De rechtbank heeft terecht geoordeeld dat het verzekeringsgeneeskundig onderzoek van het Uwv niet onzorgvuldig is geweest en dat de gronden van appellant niet tot het oordeel leiden dat de medische grondslag van het bestreden besluit voor onjuist moet worden gehouden. Daartoe heeft de rechtbank terecht overwogen dat de verzekeringsarts bezwaar en beroep rekening heeft gehouden met alle beschikbare medische informatie en dat de door appellant in beroep overgelegde stukken geen nieuwe medische informatie bevatten die zien op de datum in geding. De stukken die appellant in hoger beroep heeft overgelegd bevatten eveneens geen nieuwe objectieve medische gegevens. Uit de brief van i-psy van
11 september 2014 blijkt weliswaar dat sprake is van een chronische depressieve stoornis, maar deze diagnose was op de datum in geding niet gesteld. Ten tijde van de datum in geding was blijkens het behandelplan van Allekleur van november 2012 sprake van een matige depressieve stoornis, eenmalige episode.

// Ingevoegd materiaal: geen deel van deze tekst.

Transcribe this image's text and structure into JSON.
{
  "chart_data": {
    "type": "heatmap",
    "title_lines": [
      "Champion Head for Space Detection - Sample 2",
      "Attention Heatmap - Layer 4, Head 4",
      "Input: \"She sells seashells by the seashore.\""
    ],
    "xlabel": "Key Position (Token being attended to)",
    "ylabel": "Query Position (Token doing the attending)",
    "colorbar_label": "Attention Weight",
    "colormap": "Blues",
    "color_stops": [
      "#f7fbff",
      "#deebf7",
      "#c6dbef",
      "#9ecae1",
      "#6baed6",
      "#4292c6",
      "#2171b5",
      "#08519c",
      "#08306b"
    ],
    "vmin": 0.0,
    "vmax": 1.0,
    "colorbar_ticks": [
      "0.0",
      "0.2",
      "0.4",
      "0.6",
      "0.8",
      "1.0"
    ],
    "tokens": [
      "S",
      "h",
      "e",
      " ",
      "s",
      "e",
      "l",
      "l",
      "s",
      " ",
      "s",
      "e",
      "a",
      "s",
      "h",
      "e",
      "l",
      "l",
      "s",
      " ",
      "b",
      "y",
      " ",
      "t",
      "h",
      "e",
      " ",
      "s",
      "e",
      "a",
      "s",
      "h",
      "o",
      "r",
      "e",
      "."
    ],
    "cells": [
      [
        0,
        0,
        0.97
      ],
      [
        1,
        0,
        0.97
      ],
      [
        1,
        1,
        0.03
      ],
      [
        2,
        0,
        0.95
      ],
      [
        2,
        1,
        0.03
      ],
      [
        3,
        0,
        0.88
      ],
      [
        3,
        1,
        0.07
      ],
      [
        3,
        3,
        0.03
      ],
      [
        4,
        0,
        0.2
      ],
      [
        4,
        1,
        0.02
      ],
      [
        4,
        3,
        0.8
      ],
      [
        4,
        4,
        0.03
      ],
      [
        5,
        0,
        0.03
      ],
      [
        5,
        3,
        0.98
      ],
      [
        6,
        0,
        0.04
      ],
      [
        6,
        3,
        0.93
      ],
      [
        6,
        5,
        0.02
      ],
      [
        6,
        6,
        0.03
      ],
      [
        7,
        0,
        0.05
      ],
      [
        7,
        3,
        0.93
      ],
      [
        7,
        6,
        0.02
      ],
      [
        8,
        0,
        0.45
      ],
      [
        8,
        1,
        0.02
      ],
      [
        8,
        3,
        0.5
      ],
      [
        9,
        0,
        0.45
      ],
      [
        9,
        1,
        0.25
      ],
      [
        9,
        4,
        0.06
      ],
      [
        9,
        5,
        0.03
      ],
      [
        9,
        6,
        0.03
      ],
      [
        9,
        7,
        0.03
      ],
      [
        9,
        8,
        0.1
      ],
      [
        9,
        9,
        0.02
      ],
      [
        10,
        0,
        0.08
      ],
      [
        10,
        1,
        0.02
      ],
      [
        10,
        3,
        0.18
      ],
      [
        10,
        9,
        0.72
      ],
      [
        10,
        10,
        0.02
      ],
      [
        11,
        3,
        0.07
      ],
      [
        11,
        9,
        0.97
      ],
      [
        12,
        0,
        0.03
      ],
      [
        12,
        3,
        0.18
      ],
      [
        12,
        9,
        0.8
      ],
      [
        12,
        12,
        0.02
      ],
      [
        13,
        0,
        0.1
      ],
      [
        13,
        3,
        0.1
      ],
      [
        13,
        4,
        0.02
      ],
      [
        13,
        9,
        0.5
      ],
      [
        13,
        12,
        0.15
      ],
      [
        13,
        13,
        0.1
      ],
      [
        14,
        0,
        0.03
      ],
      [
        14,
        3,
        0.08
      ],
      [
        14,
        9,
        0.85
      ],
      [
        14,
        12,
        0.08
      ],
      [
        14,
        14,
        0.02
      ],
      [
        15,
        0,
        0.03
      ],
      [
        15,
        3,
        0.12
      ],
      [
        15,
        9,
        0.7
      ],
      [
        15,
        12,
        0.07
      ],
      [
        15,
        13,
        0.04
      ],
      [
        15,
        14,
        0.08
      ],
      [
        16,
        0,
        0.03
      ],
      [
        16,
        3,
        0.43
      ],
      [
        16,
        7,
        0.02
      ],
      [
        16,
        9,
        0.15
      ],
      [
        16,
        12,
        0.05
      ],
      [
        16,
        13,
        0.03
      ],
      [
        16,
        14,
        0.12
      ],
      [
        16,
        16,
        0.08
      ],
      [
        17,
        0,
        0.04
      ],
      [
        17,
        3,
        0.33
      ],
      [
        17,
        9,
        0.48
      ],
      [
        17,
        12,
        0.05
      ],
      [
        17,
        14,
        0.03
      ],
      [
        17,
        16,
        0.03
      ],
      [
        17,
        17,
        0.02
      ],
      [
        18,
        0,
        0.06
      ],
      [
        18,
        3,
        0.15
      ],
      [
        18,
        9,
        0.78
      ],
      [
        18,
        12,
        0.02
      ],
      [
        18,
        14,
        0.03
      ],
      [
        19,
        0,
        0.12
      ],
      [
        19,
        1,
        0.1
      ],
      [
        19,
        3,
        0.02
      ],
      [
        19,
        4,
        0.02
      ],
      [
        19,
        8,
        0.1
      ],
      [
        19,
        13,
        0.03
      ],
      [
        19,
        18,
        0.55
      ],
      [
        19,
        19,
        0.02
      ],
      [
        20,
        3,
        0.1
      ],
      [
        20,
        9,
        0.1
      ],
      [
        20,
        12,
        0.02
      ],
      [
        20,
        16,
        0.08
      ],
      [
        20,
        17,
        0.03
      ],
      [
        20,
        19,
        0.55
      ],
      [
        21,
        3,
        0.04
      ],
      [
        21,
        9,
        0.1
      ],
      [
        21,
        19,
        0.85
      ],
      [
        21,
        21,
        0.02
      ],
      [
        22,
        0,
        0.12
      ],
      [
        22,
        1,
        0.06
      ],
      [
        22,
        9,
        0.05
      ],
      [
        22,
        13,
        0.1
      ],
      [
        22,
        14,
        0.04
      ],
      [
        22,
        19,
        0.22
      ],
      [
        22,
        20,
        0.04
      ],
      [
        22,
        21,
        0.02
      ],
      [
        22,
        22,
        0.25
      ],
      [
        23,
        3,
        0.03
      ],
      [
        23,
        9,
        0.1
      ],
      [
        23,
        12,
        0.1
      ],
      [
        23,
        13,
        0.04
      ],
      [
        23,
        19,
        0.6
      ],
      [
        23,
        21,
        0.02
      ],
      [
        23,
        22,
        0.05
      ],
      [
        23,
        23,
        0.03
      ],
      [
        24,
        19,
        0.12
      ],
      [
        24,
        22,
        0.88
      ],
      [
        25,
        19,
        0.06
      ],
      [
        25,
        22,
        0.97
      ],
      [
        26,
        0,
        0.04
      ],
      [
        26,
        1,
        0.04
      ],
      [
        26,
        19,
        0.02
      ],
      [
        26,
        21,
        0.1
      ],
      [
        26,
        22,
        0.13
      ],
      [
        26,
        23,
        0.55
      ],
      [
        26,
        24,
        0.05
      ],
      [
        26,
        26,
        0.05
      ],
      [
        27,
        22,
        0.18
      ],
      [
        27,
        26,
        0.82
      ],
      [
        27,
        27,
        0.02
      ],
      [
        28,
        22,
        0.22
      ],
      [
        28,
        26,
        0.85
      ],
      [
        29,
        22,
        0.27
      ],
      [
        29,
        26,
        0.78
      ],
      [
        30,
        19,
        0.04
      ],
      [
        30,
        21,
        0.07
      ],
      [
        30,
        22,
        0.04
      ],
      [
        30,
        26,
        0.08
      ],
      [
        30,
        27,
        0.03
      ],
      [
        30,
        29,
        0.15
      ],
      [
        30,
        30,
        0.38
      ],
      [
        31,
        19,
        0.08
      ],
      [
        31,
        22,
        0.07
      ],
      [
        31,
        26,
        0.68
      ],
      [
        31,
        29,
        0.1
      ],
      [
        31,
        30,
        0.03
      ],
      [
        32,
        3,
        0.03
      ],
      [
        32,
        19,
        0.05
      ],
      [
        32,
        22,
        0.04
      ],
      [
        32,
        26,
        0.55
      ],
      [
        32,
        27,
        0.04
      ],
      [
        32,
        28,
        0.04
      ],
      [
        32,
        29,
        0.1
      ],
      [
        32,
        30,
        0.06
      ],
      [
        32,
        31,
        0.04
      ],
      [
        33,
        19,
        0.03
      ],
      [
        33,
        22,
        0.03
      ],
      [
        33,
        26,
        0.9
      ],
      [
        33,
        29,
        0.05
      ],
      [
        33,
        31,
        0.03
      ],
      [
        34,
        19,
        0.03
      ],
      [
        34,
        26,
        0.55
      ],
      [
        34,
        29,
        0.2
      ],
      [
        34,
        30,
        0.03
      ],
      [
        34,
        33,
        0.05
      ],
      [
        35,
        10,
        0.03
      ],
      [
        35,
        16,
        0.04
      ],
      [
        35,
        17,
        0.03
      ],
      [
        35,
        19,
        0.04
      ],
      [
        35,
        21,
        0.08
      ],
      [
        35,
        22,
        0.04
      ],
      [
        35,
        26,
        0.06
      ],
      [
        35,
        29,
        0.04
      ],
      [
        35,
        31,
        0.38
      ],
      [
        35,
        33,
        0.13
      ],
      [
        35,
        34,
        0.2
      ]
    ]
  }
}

De verzekeringsarts bezwaar en beroep heeft deze informatie meegenomen in zijn beoordeling en geen reden gezien voor het aannemen van beperkingen op het gebeid van persoonlijk en sociaal functioneren. Appellant heeft niet aannemelijk gemaakt dat dit oordeel van de verzekeringsarts bezwaar en beroep geen stand kan houden. De verzekeringsarts bezwaar en beroep heeft rekening gehouden met de rugklachten van appellant. Bij lichamelijk onderzoek heeft deze verzekeringsarts vastgesteld dat de afwijking aan de enkel pijn veroorzaakt in het onderbeen, uitstralend naar de rug. In hoger beroep heeft appellant geen medische stukken ingezonden waaruit blijkt dat onvoldoende rekening is gehouden met deze rugklachten.
4.2.
Met juistheid heeft de rechtbank geoordeeld dat de functies die aan de schatting ten grondslag zijn gelegd in medisch opzicht geschikt zijn voor appellant, gelet op de aan deze functies verbonden belastende aspecten. Dit is met de rapporten van de arbeidsdeskundige bezwaar en beroep van 21 februari 2013 en 16 maart 2015 voldoende verifieerbaar en inzichtelijk toegelicht.
4.3.
Uit 4.1 en 4.2 volgt dat het hoger beroep niet slaagt. De aangevallen uitspraak moet worden bevestigd.
5. Voor een proceskostenveroordeling bestaat geen aanleiding.

BESLISSING

De Centrale Raad van Beroep bevestigt de aangevallen uitspraak.
Deze uitspraak is gedaan door Ch. van Voorst, in tegenwoordigheid van D. van Wijk als griffier. De beslissing is uitgesproken in het openbaar op 12 juni 2015.